ECLI:NL:CRVB:2015:1135
Centrale Raad van Beroep
- Hoger beroep
- Rechtspraak.nl
Eervol ontslag op grond van onbekwaamheid of ongeschiktheid voor de vervulling van de functie van adviseur
In deze zaak gaat het om het hoger beroep van appellant tegen de uitspraak van de rechtbank Overijssel, waarin het beroep tegen het bestreden besluit van de minister van Binnenlandse Zaken en Koninkrijksrelaties ongegrond werd verklaard. Appellant, werkzaam bij het Ministerie van Veiligheid en Justitie, ontving op 10 januari 2012 eervol ontslag op grond van onbekwaamheid of ongeschiktheid voor zijn functie als adviseur. De minister stelde dat appellant niet over de benodigde eigenschappen, mentaliteit en instelling beschikte om zijn functie goed te vervullen. Dit werd onderbouwd met feiten en omstandigheden, waaronder verslagen van functionerings- en voortgangsgesprekken. Appellant had de kans gekregen om zijn functioneren te verbeteren, maar dit was niet gelukt. De Raad voor de Rechtspraak bevestigde dat de minister appellant op meerdere momenten had aangesproken op zijn functioneren en hem begeleiding had geboden, maar dat er geen verbetering was opgetreden.

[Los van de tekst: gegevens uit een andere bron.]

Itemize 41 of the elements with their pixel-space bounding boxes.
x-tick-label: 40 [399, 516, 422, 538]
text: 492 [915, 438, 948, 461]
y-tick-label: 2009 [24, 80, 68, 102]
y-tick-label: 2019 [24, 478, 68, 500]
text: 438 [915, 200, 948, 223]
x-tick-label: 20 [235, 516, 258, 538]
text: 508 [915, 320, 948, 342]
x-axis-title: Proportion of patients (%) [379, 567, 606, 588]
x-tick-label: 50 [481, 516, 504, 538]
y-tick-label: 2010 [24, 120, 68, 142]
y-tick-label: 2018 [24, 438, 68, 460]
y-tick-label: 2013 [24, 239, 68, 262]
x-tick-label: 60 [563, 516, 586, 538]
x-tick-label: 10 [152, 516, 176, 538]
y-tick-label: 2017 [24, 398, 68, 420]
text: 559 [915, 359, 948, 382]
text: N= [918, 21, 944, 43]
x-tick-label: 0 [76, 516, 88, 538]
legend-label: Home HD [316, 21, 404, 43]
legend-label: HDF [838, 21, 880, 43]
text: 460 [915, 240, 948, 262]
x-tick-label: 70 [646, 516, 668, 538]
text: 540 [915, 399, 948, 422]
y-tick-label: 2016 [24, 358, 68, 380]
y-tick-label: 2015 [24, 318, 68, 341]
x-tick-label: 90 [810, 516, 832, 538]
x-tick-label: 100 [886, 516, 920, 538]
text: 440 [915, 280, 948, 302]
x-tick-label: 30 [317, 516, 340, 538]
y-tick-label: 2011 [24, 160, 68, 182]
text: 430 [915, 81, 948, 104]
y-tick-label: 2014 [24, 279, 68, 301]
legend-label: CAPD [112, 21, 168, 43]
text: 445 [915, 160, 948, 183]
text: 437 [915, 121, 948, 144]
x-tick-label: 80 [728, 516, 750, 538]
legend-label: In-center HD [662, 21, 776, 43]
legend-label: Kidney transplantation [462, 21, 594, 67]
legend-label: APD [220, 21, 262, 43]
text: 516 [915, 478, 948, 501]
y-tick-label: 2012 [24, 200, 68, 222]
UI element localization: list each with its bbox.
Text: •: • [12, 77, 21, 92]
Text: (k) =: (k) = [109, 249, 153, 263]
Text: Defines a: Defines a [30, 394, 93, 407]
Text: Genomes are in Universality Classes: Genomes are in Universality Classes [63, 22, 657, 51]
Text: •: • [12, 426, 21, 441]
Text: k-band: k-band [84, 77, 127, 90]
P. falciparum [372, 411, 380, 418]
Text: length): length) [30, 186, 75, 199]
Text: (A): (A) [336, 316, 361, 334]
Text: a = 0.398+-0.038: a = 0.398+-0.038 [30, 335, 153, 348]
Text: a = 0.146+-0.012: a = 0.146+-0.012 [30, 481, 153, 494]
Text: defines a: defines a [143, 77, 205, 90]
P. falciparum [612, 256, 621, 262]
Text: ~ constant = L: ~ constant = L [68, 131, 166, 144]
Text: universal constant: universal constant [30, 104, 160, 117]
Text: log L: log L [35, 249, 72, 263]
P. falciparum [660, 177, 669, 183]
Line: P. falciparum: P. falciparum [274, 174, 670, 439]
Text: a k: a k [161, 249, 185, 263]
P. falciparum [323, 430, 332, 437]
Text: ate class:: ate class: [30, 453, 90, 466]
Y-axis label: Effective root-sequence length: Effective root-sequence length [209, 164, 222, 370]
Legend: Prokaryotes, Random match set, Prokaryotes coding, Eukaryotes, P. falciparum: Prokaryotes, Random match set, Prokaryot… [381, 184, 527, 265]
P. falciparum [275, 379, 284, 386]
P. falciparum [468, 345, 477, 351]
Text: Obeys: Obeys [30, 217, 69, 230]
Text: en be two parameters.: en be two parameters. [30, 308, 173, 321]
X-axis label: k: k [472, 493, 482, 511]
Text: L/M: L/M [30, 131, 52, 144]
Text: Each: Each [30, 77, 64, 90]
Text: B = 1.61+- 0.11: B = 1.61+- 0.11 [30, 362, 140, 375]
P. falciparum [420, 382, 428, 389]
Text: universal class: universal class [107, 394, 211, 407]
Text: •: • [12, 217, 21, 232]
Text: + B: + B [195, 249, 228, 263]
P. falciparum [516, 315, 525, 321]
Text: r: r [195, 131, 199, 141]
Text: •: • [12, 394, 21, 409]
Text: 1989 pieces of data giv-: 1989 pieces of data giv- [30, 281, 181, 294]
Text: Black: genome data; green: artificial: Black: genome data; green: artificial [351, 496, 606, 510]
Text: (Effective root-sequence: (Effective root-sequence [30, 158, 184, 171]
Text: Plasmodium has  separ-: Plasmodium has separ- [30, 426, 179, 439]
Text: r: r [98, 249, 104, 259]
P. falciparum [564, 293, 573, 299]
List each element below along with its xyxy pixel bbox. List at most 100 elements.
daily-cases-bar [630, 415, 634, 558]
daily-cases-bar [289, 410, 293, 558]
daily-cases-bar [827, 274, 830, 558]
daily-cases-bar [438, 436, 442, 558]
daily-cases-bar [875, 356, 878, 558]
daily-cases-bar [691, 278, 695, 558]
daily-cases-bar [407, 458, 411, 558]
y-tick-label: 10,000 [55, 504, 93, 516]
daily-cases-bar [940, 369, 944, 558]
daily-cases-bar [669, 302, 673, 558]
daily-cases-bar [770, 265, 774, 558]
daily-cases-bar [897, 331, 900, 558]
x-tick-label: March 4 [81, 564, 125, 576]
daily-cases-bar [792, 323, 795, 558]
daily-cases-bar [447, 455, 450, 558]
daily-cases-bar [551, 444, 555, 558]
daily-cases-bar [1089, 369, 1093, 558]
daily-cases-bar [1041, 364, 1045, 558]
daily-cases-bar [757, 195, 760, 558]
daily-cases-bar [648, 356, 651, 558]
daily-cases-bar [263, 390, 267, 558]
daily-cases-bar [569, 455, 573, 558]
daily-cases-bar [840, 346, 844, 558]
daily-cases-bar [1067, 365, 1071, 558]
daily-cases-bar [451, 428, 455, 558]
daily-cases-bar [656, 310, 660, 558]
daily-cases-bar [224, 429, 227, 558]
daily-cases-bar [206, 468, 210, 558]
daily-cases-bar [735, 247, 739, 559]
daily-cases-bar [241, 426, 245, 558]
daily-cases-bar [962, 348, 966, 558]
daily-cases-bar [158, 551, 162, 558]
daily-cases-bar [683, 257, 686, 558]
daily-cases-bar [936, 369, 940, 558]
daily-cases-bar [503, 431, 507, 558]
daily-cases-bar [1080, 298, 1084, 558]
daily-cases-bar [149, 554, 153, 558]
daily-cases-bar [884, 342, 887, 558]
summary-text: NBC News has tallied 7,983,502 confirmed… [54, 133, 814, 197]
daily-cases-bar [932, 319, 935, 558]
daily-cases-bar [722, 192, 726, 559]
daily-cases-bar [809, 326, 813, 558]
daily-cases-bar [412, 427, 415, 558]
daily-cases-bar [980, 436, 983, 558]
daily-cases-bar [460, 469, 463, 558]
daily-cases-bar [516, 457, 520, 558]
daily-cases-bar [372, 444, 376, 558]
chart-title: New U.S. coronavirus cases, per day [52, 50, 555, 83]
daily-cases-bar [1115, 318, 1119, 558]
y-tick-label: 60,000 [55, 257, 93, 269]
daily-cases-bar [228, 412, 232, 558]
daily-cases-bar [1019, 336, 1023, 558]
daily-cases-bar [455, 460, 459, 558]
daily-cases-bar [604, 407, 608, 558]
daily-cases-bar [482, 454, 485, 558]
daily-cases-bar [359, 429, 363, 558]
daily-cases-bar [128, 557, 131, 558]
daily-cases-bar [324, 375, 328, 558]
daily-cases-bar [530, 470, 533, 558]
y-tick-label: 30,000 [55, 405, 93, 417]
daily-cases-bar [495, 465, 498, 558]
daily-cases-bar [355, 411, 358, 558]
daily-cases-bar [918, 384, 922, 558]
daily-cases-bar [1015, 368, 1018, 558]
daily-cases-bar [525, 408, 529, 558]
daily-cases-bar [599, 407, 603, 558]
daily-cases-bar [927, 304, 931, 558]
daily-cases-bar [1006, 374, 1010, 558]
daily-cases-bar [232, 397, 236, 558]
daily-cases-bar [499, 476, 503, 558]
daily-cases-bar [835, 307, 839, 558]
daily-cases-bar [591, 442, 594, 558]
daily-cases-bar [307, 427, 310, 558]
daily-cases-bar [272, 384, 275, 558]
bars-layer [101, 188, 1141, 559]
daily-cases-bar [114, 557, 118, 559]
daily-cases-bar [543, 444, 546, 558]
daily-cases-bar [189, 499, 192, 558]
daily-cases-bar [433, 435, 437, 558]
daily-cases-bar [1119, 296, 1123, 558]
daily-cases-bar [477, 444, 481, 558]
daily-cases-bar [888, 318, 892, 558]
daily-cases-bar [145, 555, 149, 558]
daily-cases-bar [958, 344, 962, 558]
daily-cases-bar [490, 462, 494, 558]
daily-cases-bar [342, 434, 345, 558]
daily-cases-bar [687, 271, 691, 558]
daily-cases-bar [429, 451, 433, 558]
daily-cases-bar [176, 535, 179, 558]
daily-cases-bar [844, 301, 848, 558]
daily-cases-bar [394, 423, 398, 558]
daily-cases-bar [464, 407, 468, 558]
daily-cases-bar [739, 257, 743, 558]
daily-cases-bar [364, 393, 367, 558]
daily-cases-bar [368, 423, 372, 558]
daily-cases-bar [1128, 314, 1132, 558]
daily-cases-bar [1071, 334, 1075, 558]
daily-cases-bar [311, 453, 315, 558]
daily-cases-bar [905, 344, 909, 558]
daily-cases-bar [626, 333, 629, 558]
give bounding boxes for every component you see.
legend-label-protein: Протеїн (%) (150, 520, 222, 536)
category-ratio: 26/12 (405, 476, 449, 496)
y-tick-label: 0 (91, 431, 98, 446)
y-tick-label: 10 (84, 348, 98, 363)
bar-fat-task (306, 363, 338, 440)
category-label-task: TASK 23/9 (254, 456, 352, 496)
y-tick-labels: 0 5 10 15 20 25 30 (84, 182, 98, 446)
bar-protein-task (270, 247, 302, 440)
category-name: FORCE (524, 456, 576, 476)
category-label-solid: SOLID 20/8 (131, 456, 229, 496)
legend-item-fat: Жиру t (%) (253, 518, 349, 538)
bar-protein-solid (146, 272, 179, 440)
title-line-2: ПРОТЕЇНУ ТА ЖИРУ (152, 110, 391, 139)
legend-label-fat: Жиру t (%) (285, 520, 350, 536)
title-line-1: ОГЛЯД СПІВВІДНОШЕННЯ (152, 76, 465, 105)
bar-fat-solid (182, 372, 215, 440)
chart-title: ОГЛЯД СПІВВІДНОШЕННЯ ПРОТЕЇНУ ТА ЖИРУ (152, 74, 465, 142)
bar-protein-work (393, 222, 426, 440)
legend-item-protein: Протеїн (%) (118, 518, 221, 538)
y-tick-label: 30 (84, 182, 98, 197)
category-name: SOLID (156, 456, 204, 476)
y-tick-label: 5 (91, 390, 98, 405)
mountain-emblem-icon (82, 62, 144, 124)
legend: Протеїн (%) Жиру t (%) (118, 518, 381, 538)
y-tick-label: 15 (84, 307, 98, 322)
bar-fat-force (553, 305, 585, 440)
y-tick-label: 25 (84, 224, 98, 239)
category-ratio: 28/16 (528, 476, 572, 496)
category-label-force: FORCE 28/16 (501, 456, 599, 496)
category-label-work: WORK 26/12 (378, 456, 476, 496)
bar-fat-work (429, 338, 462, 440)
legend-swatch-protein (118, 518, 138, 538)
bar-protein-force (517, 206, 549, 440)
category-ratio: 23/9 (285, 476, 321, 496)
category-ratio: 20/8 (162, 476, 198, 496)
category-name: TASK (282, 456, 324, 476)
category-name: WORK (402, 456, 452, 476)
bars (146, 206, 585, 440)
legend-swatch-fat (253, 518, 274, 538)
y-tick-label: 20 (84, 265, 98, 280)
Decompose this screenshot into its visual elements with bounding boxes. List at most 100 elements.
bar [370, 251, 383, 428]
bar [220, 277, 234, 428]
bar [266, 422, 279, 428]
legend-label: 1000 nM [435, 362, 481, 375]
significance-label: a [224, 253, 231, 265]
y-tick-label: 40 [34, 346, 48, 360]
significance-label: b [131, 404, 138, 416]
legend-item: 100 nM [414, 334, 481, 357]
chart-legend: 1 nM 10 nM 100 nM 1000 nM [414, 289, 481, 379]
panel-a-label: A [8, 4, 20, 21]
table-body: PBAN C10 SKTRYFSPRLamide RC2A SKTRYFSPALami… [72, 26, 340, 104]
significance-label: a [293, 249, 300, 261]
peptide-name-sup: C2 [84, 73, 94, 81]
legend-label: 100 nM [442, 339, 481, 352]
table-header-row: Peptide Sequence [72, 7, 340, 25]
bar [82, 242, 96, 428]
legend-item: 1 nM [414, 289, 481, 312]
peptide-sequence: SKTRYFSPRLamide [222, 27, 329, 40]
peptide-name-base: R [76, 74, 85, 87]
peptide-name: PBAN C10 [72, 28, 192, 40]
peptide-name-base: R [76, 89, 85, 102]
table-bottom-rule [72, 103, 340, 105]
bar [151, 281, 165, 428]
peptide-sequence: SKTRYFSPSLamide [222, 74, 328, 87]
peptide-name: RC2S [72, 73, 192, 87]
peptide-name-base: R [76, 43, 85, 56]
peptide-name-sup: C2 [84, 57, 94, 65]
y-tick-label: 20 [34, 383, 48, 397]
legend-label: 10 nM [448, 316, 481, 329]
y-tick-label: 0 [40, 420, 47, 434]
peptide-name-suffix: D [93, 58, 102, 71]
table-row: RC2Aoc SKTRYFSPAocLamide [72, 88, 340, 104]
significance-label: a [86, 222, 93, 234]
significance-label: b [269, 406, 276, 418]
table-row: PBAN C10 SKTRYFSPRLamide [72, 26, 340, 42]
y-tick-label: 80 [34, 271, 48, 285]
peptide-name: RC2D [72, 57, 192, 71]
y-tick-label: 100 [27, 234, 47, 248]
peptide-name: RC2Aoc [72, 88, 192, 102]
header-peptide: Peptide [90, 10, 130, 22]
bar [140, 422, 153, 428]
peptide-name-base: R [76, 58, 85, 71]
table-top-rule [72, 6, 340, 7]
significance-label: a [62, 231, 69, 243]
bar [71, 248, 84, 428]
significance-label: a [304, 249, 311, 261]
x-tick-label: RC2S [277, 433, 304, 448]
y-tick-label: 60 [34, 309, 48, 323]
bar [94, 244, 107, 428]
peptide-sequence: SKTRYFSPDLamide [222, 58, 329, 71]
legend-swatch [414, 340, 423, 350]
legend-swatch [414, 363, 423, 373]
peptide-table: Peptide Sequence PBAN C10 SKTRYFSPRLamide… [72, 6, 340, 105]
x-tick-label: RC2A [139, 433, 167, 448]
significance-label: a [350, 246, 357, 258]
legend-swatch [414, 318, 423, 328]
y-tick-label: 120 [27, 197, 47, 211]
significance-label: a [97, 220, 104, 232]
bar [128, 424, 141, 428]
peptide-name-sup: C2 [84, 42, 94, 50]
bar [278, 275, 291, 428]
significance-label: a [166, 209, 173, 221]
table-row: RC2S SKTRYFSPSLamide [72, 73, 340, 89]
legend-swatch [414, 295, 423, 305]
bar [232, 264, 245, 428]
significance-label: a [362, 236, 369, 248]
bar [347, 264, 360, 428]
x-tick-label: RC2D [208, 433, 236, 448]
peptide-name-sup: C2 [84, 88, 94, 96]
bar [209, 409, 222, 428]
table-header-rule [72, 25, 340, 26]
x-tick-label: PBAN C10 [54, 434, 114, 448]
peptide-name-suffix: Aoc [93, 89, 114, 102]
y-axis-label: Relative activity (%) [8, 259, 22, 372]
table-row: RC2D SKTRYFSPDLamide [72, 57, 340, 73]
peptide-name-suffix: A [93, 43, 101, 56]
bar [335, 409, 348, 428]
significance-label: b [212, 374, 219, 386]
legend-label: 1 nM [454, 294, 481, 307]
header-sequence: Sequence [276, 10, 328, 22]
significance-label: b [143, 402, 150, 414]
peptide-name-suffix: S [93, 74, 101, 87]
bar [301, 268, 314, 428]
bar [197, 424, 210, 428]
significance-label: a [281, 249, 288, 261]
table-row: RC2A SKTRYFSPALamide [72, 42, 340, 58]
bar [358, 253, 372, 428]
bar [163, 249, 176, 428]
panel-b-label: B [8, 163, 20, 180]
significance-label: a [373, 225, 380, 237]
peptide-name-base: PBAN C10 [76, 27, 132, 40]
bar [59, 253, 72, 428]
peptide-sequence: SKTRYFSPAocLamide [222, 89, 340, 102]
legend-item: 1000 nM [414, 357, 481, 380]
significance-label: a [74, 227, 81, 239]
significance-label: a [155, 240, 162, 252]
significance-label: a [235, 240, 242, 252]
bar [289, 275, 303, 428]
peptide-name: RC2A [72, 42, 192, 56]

Appellant voerde aan dat zijn functioneren beïnvloed was door ziekte, maar deze claim werd niet onderbouwd met medische stukken. De Raad oordeelde dat het ontslag terecht was en dat de minister deugdelijk had gemotiveerd waarom hij van het advies van de bezwaaradviescommissie was afgeweken. De uitspraak van de rechtbank werd bevestigd, en er werd geen proceskostenveroordeling opgelegd.